Northern Bahr el Ghazal and its 1.4m residents have remained relatively peaceful during South Sudan's three-year civil war. But due to soaring inflation fuelled by the conflict, harsh climate conditions and its remoteness, this region has become severely affected by hunger.
World Vision last week rolled out the first phase of a program to provide 65,000 people in Aweil East county with food during the month of April. The aim is to start with 17,000 of the most severely malnourished and vulnerable people.
Aid workers said they weren't prepared for the level of despair.
"I was shocked by the number of malnourished kids here," said the aid group's South Sudan communications manager, Rose Ogola. "And the looks of desperation on the mothers."
In the small town of Malualkuel alone, where the food was distributed, local leaders said 4,000 out of the town's 6,000 people are facing extreme starvation.
"It's the worst I've ever seen it in 12 years in terms of food security and hunger-related deaths," said James Maywien Aror, Aweil East county's relief and rehabilitation commissioner. "I feel sad. I'm not happy to see people die."

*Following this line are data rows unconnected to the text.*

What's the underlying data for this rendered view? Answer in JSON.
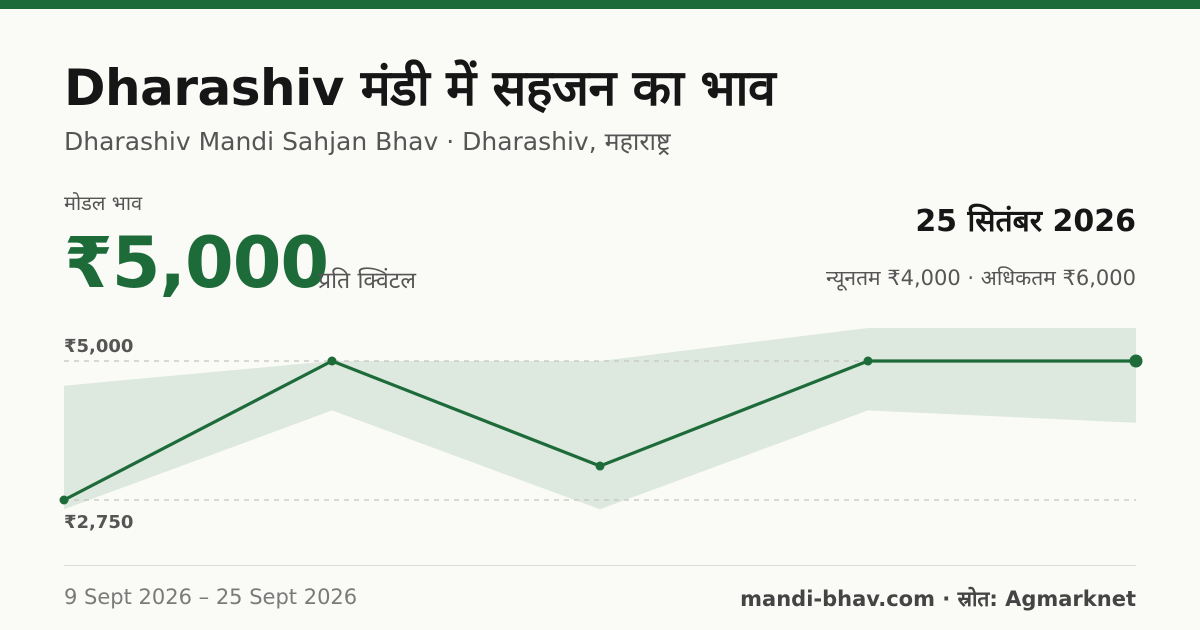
{
  "header": {
    "title": "Dharashiv मंडी में सहजन का भाव",
    "subtitle": "Dharashiv Mandi Sahjan Bhav · Dharashiv, महाराष्ट्र"
  },
  "price": {
    "label": "मोडल भाव",
    "value": "₹5,000",
    "unit": "प्रति क्विंटल"
  },
  "date": "25 सितंबर 2026",
  "minmax_text": "न्यूनतम ₹4,000 · अधिकतम ₹6,000",
  "footer": {
    "range": "9 Sept 2026 – 25 Sept 2026",
    "source": "mandi-bhav.com · स्रोत: Agmarknet"
  },
  "colors": {
    "brand": "#1e6b3a",
    "band": "#dde8df",
    "grid": "#c4c4be"
  },
  "chart_data": {
    "type": "line",
    "points": 5,
    "modal": [
      2750,
      5000,
      3300,
      5000,
      5000
    ],
    "min": [
      2600,
      4200,
      2600,
      4200,
      4000
    ],
    "max": [
      4600,
      5000,
      5000,
      5600,
      6000
    ],
    "reference_lines": [
      {
        "value": 5000,
        "label": "₹5,000"
      },
      {
        "value": 2750,
        "label": "₹2,750"
      }
    ],
    "grid": false,
    "legend": "none"
  }
}
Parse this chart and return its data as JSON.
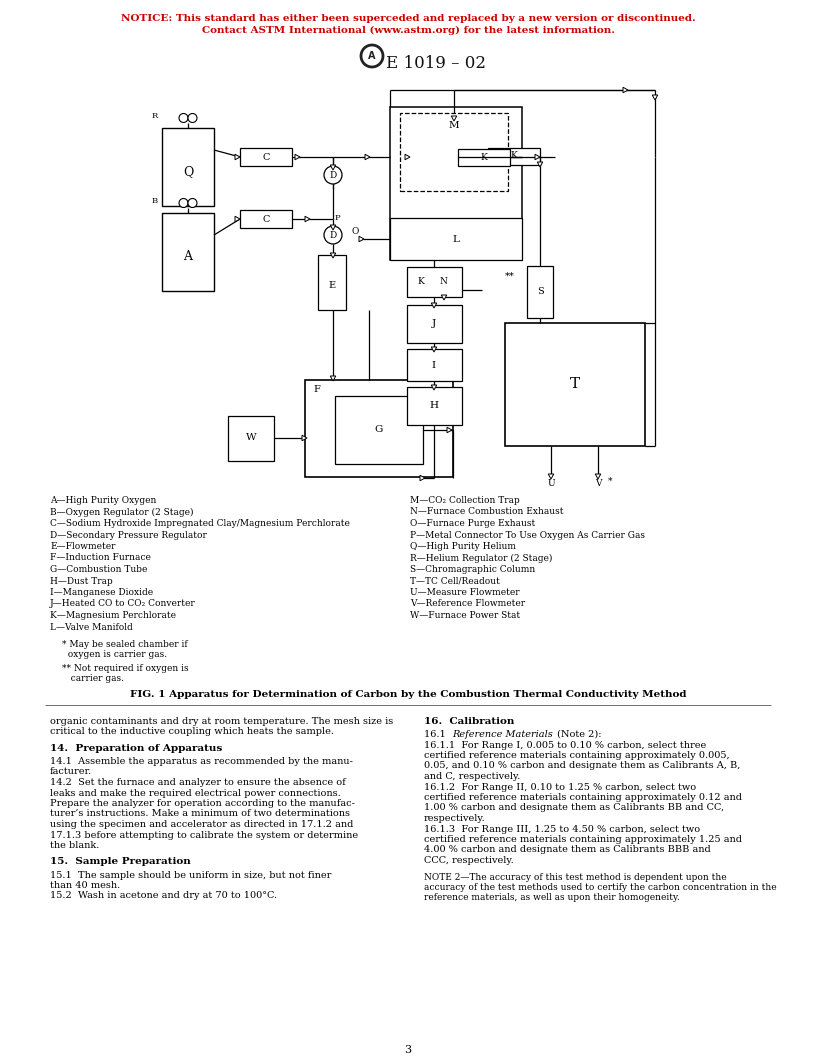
{
  "notice_line1": "NOTICE: This standard has either been superceded and replaced by a new version or discontinued.",
  "notice_line2": "Contact ASTM International (www.astm.org) for the latest information.",
  "notice_color": "#cc0000",
  "standard_title": "E 1019 – 02",
  "fig_caption": "FIG. 1 Apparatus for Determination of Carbon by the Combustion Thermal Conductivity Method",
  "legend_left": [
    "A—High Purity Oxygen",
    "B—Oxygen Regulator (2 Stage)",
    "C—Sodium Hydroxide Impregnated Clay/Magnesium Perchlorate",
    "D—Secondary Pressure Regulator",
    "E—Flowmeter",
    "F—Induction Furnace",
    "G—Combustion Tube",
    "H—Dust Trap",
    "I—Manganese Dioxide",
    "J—Heated CO to CO₂ Converter",
    "K—Magnesium Perchlorate",
    "L—Valve Manifold"
  ],
  "legend_right": [
    "M—CO₂ Collection Trap",
    "N—Furnace Combustion Exhaust",
    "O—Furnace Purge Exhaust",
    "P—Metal Connector To Use Oxygen As Carrier Gas",
    "Q—High Purity Helium",
    "R—Helium Regulator (2 Stage)",
    "S—Chromagraphic Column",
    "T—TC Cell/Readout",
    "U—Measure Flowmeter",
    "V—Reference Flowmeter",
    "W—Furnace Power Stat"
  ],
  "section14_title": "14.  Preparation of Apparatus",
  "section15_title": "15.  Sample Preparation",
  "section16_title": "16.  Calibration",
  "page_number": "3",
  "bg_color": "#ffffff",
  "text_color": "#000000"
}
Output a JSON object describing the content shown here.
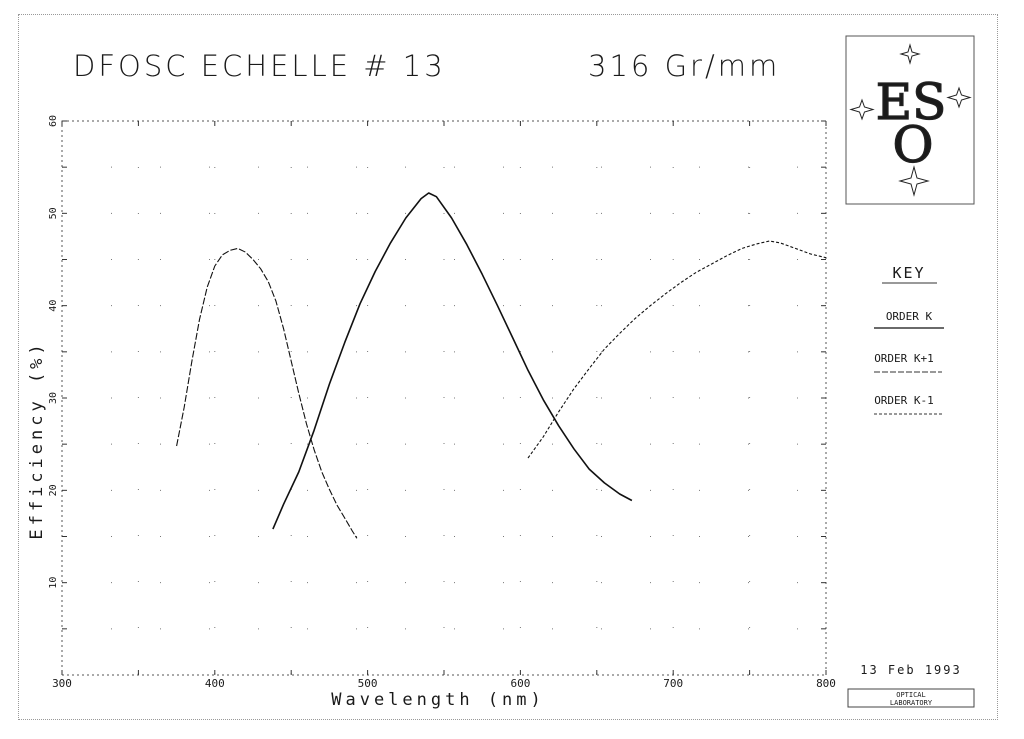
{
  "chart_data": {
    "type": "line",
    "title": "DFOSC ECHELLE # 13",
    "subtitle": "316 Gr/mm",
    "xlabel": "Wavelength (nm)",
    "ylabel": "Efficiency (%)",
    "xlim": [
      300,
      800
    ],
    "ylim": [
      0,
      60
    ],
    "x_ticks": [
      "300",
      "400",
      "500",
      "600",
      "700",
      "800"
    ],
    "y_ticks": [
      "10",
      "20",
      "30",
      "40",
      "50",
      "60"
    ],
    "grid": true,
    "legend_title": "KEY",
    "legend_position": "right",
    "series": [
      {
        "name": "ORDER K",
        "style": "solid",
        "points": [
          [
            438,
            15.8
          ],
          [
            445,
            18.5
          ],
          [
            455,
            22
          ],
          [
            465,
            26.5
          ],
          [
            475,
            31.5
          ],
          [
            485,
            36
          ],
          [
            495,
            40.2
          ],
          [
            505,
            43.7
          ],
          [
            515,
            46.8
          ],
          [
            525,
            49.5
          ],
          [
            535,
            51.6
          ],
          [
            540,
            52.2
          ],
          [
            545,
            51.8
          ],
          [
            555,
            49.5
          ],
          [
            565,
            46.6
          ],
          [
            575,
            43.4
          ],
          [
            585,
            40
          ],
          [
            595,
            36.5
          ],
          [
            605,
            33
          ],
          [
            615,
            29.8
          ],
          [
            625,
            27
          ],
          [
            635,
            24.5
          ],
          [
            645,
            22.3
          ],
          [
            655,
            20.8
          ],
          [
            665,
            19.6
          ],
          [
            673,
            18.9
          ]
        ]
      },
      {
        "name": "ORDER K+1",
        "style": "dashed",
        "points": [
          [
            375,
            24.8
          ],
          [
            380,
            29
          ],
          [
            385,
            34
          ],
          [
            390,
            38.5
          ],
          [
            395,
            42
          ],
          [
            400,
            44.3
          ],
          [
            405,
            45.5
          ],
          [
            410,
            46
          ],
          [
            415,
            46.2
          ],
          [
            420,
            45.8
          ],
          [
            425,
            45
          ],
          [
            430,
            44
          ],
          [
            435,
            42.6
          ],
          [
            440,
            40.5
          ],
          [
            445,
            37.5
          ],
          [
            450,
            34
          ],
          [
            455,
            30.5
          ],
          [
            460,
            27.2
          ],
          [
            465,
            24.4
          ],
          [
            470,
            22
          ],
          [
            475,
            20.1
          ],
          [
            480,
            18.4
          ],
          [
            485,
            17
          ],
          [
            490,
            15.6
          ],
          [
            493,
            14.8
          ]
        ]
      },
      {
        "name": "ORDER K-1",
        "style": "dotted",
        "points": [
          [
            605,
            23.5
          ],
          [
            615,
            25.8
          ],
          [
            625,
            28.5
          ],
          [
            635,
            31
          ],
          [
            645,
            33.2
          ],
          [
            655,
            35.3
          ],
          [
            665,
            37
          ],
          [
            675,
            38.6
          ],
          [
            685,
            40
          ],
          [
            695,
            41.3
          ],
          [
            705,
            42.5
          ],
          [
            715,
            43.6
          ],
          [
            725,
            44.5
          ],
          [
            735,
            45.4
          ],
          [
            745,
            46.2
          ],
          [
            755,
            46.7
          ],
          [
            763,
            47
          ],
          [
            770,
            46.8
          ],
          [
            780,
            46.2
          ],
          [
            790,
            45.6
          ],
          [
            800,
            45.2
          ]
        ]
      }
    ]
  },
  "logo": {
    "text_top": "ES",
    "text_bottom": "O"
  },
  "footer": {
    "date": "13 Feb 1993",
    "lab_line1": "OPTICAL",
    "lab_line2": "LABORATORY"
  }
}
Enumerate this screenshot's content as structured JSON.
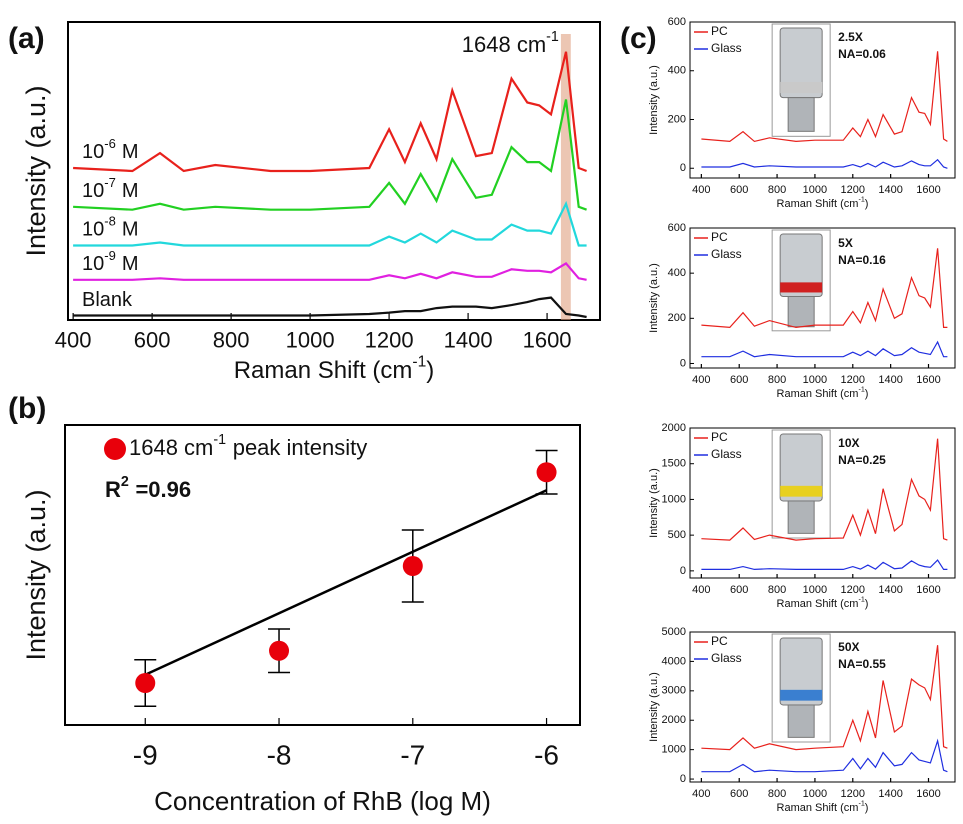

During a food and security review meeting last week in Aweil town, aid workers and government officials estimated an increase of 3 to 5% in the number of people in Northern Bahr el Ghazal who will face extreme hunger in the coming months.
The UN's refugee agency said Tuesday the "risk of mass deaths from starvation" is growing in South Sudan.
With the onset of the lean season in June and July, the fear is there won't be enough food to meet the growing demand. Local community leaders said 200,000 metric tons of food is still needed for Northern Bahr el Ghazal.